Where else it was impossible not to go while walking along Pushkin Boulevard – the Writers’ Union of the DPR. He is riddled with shrapnel. On a wall, the president of the Union, Fyodor Berezin, signs “injuries”: the day they arrived. War schedule. But he has an exhibit for the war museum. Heinrich Mann’s four-volume book, cut through all the volumes with a fragment. This was in March of last year, only the fragment itself was dragged by a visiting reporter. I slightly open the wounded book – a fragment of a sentence from some Mann novel caught my eye: “… too much hate deprives him of his strength. He always had the feeling that living is more important than revenge, and the one who acts look forward, not back … “As if by the way, as if about them, Donetsk.
After one shelling, the pipes were damaged, the writers’ rooms were flooded with hot water, then I was still in Donetsk. I had to throw tens of kilograms of books. “The whole world suffers from the war. That’s probably why so many people write, for many it’s a way to relieve stress,” Rusanov argues.

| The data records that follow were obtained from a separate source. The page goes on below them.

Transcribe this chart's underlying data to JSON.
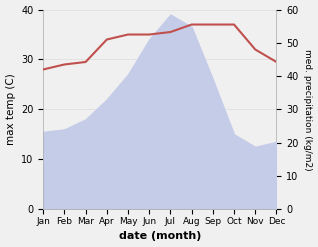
{
  "months": [
    "Jan",
    "Feb",
    "Mar",
    "Apr",
    "May",
    "Jun",
    "Jul",
    "Aug",
    "Sep",
    "Oct",
    "Nov",
    "Dec"
  ],
  "max_temp": [
    28.0,
    29.0,
    29.5,
    34.0,
    35.0,
    35.0,
    35.5,
    37.0,
    37.0,
    37.0,
    32.0,
    29.5
  ],
  "precipitation": [
    15.5,
    16.0,
    18.0,
    22.0,
    27.0,
    34.0,
    39.0,
    36.5,
    26.0,
    15.0,
    12.5,
    13.5
  ],
  "temp_color": "#c0504d",
  "precip_fill_color": "#c5cce8",
  "ylabel_left": "max temp (C)",
  "ylabel_right": "med. precipitation (kg/m2)",
  "xlabel": "date (month)",
  "ylim_left": [
    0,
    40
  ],
  "ylim_right": [
    0,
    60
  ],
  "yticks_left": [
    0,
    10,
    20,
    30,
    40
  ],
  "yticks_right": [
    0,
    10,
    20,
    30,
    40,
    50,
    60
  ],
  "bg_color": "#f0f0f0",
  "plot_bg_color": "#ffffff",
  "grid_color": "#dddddd",
  "spine_color": "#aaaaaa"
}
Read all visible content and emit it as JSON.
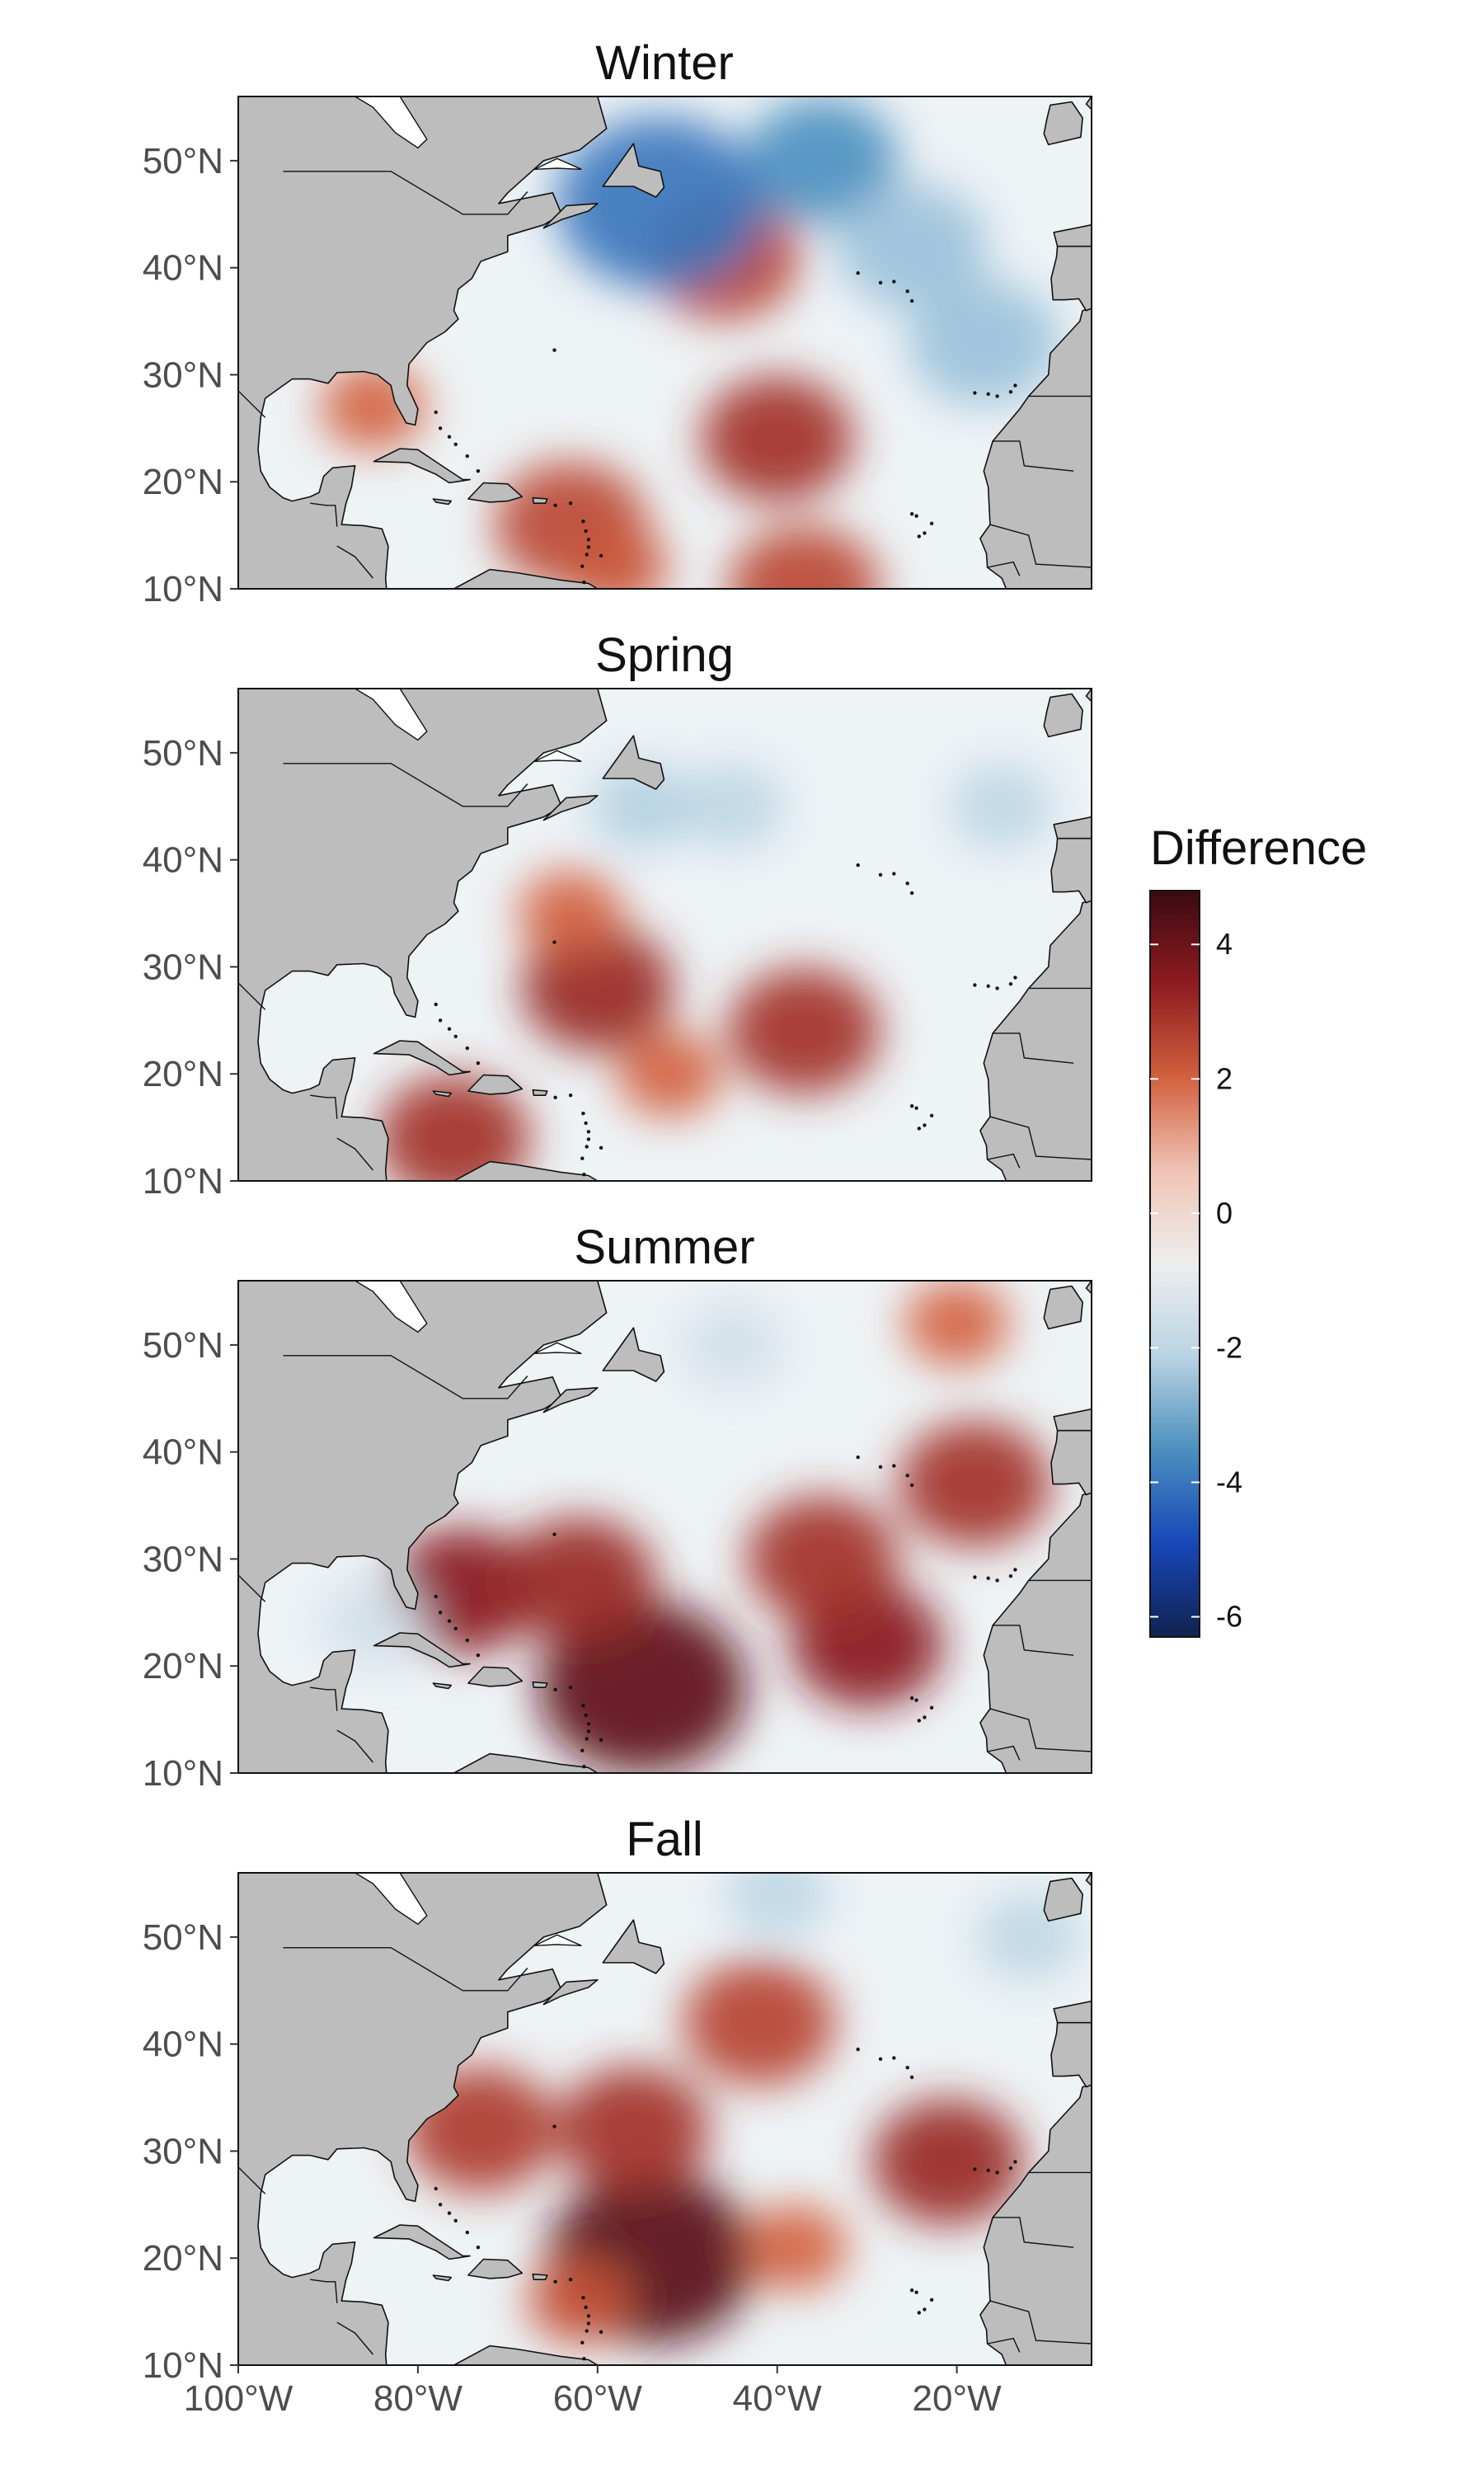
{
  "figure": {
    "panels": [
      {
        "title": "Winter",
        "key": "winter"
      },
      {
        "title": "Spring",
        "key": "spring"
      },
      {
        "title": "Summer",
        "key": "summer"
      },
      {
        "title": "Fall",
        "key": "fall"
      }
    ],
    "y_ticks": [
      "50°N",
      "40°N",
      "30°N",
      "20°N",
      "10°N"
    ],
    "x_ticks": [
      "100°W",
      "80°W",
      "60°W",
      "40°W",
      "20°W"
    ],
    "legend": {
      "title": "Difference",
      "labels": [
        "4",
        "2",
        "0",
        "-2",
        "-4",
        "-6"
      ]
    },
    "colors": {
      "land": "#bdbdbd",
      "ocean_neutral": "#eef3f6",
      "warm": "#b2241f",
      "cool": "#2f78b5",
      "gradient": [
        "#3b0a12",
        "#8e1b1f",
        "#d2603e",
        "#f0c4b4",
        "#eeeeee",
        "#b8d3e3",
        "#4b8fbf",
        "#1747b8",
        "#11224f"
      ]
    }
  },
  "chart_data": {
    "type": "heatmap",
    "title": "",
    "facets": [
      "Winter",
      "Spring",
      "Summer",
      "Fall"
    ],
    "x_axis": {
      "ticks": [
        "100°W",
        "80°W",
        "60°W",
        "40°W",
        "20°W"
      ],
      "range": [
        -100,
        -5
      ]
    },
    "y_axis": {
      "ticks": [
        "50°N",
        "40°N",
        "30°N",
        "20°N",
        "10°N"
      ],
      "range": [
        10,
        56
      ]
    },
    "color_scale": {
      "title": "Difference",
      "min": -6.3,
      "max": 4.8,
      "ticks": [
        4,
        2,
        0,
        -2,
        -4,
        -6
      ]
    },
    "hotspots": {
      "winter": [
        {
          "lon": -40,
          "lat": 24,
          "value": 3.0
        },
        {
          "lon": -46,
          "lat": 41,
          "value": 2.6
        },
        {
          "lon": -63,
          "lat": 16,
          "value": 2.5
        },
        {
          "lon": -58,
          "lat": 12,
          "value": 2.2
        },
        {
          "lon": -85,
          "lat": 27,
          "value": 2.0
        },
        {
          "lon": -37,
          "lat": 10,
          "value": 2.5
        },
        {
          "lon": -35,
          "lat": 50,
          "value": -3.5
        },
        {
          "lon": -53,
          "lat": 46,
          "value": -4.0
        },
        {
          "lon": -25,
          "lat": 42,
          "value": -2.5
        },
        {
          "lon": -17,
          "lat": 33,
          "value": -2.5
        }
      ],
      "spring": [
        {
          "lon": -37,
          "lat": 24,
          "value": 3.0
        },
        {
          "lon": -60,
          "lat": 28,
          "value": 3.2
        },
        {
          "lon": -76,
          "lat": 14,
          "value": 3.0
        },
        {
          "lon": -52,
          "lat": 20,
          "value": 2.0
        },
        {
          "lon": -63,
          "lat": 35,
          "value": 2.0
        },
        {
          "lon": -45,
          "lat": 45,
          "value": -2.0
        },
        {
          "lon": -15,
          "lat": 45,
          "value": -2.0
        },
        {
          "lon": -55,
          "lat": 45,
          "value": -2.2
        }
      ],
      "summer": [
        {
          "lon": -55,
          "lat": 18,
          "value": 4.2
        },
        {
          "lon": -75,
          "lat": 27,
          "value": 3.5
        },
        {
          "lon": -30,
          "lat": 22,
          "value": 3.5
        },
        {
          "lon": -18,
          "lat": 37,
          "value": 3.0
        },
        {
          "lon": -62,
          "lat": 28,
          "value": 3.2
        },
        {
          "lon": -35,
          "lat": 30,
          "value": 3.0
        },
        {
          "lon": -20,
          "lat": 52,
          "value": 2.0
        },
        {
          "lon": -45,
          "lat": 50,
          "value": -1.5
        },
        {
          "lon": -85,
          "lat": 24,
          "value": -1.5
        }
      ],
      "fall": [
        {
          "lon": -54,
          "lat": 20,
          "value": 4.3
        },
        {
          "lon": -56,
          "lat": 32,
          "value": 3.0
        },
        {
          "lon": -42,
          "lat": 42,
          "value": 2.6
        },
        {
          "lon": -73,
          "lat": 32,
          "value": 2.8
        },
        {
          "lon": -21,
          "lat": 29,
          "value": 3.2
        },
        {
          "lon": -38,
          "lat": 21,
          "value": 2.0
        },
        {
          "lon": -62,
          "lat": 16,
          "value": 2.3
        },
        {
          "lon": -40,
          "lat": 54,
          "value": -2.0
        },
        {
          "lon": -12,
          "lat": 50,
          "value": -2.0
        }
      ]
    }
  }
}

In fact, many new literary associations have appeared in Donetsk. Festivals are held, collections are published. Writers are invited to creative meetings in other cities, prose writers and poets from other parts of Russia are also frequent guests in Donetsk. Last year the Union of Writers of the DPR practically became a branch of the Union of Writers of Russia. “Now the officials will have to at least listen to us, otherwise they usually look so skeptical: well, who, they say, is Leo Tolstoy here?”
What is Donetsk culture based on here? Rusanov explains it this way:
– In fact, in 2014 people of culture were very divided. Some left, but most stayed. They endured with their teeth when there were no salaries, no heating, no light. Drama theater actors had to move and live in the theater because their settlements were destroyed. And at the opera house, the set store caught fire. Because, why? What prevents them from giving up and running away? Residents of Donbass are characterized by healthy stubbornness. Yes, and love for the native land, too, cannot be ruled out.
Late in the evening he was walking along Pushkin Boulevard with his characters and meanings. Cars passed by from time to time on the street. The lanterns shone brightly. Luckily he was calm that night. The people and the monuments caught their breath. A couple of days later shells fell again near the boulevard. Once again, the Donbass Opera, the Art Museum and the Writers Union did it. In social networks, Rusanov wrote: the blast wave could not cope with the plywood that covered the windows.
The writer nailed it: “Our plywood is the strongest in the world.”
Yes, what there is, in fact, plywood. The people are stronger here.
By the way
At the end of last year, the Cultural Foundation “Film and Television Company” Pravoslavnaya Encyclopedia “with the support of the President’s Fund for Cultural Initiatives completed the filming of a documentary about people who preserve culture in the Donbass. Documentarians visited Donetsk and Mariupol, other cities of Donbass, as well as bands touring Russian cities.Among the heroes of the film are musicians of the Donetsk Philharmonic, artists of the Donetsk Puppet Theater and the Mariupol Drama Theater, soloists of the Donetsk Opera Donbass and many others.It is expected that the first episodes of the film will be published on the Internet in the spring, and the complete film is promised to be finished this summer.